Diane smiled and blinked a few times to clear her eyes of the tears that were already forming. She knew that Max was already crying and she promised herself she would not give in until her duties were fulfilled.

“Elizabeth, your turn.”

This love has been worth, worth waiting for
'Cause love doesn't matter to me if it’s not yours
As we become one through and through
I dedicate all of my life to loving you

“It’s amazing to me that even with everything we’ve been through we’re still friends, even more. We are so different from the people who met at Jake’s that night, yet we are here today. That gives me faith that we will be able to overcome any obstacles that are in our future. I promise to be faithful to you, to let you protect me and my sons, and to make our time together count. I will never take our love for granted. Jason, I love you with everything I am, now and forever.”

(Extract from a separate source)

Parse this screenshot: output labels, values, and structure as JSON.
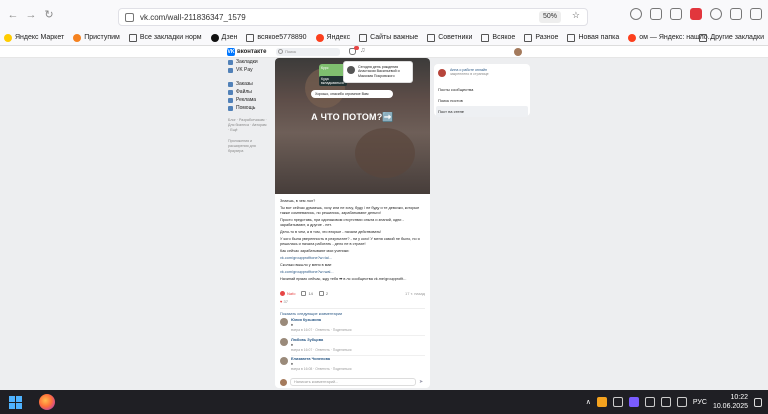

Do I give all I am, to be now and forever your man?
Do I take you to be, without question the woman for me
Do I promise you?
I do
Do I promise you?
I do

They couldn’t exchange rings and quickly went through the I Do’s. Elizabeth was smiling through her tears and gave a silent thank to God for this perfect moment. When Diane pronounced them husband and wife, Elizabeth felt safe in the fact that she was legally tied to Jason. She and Jason would never be able to hold hands in public, but she liked the fact that she alone knew how she felt whenever she saw him. And now she would be able to tell herself, ‘he is mine.’ For now it was enough.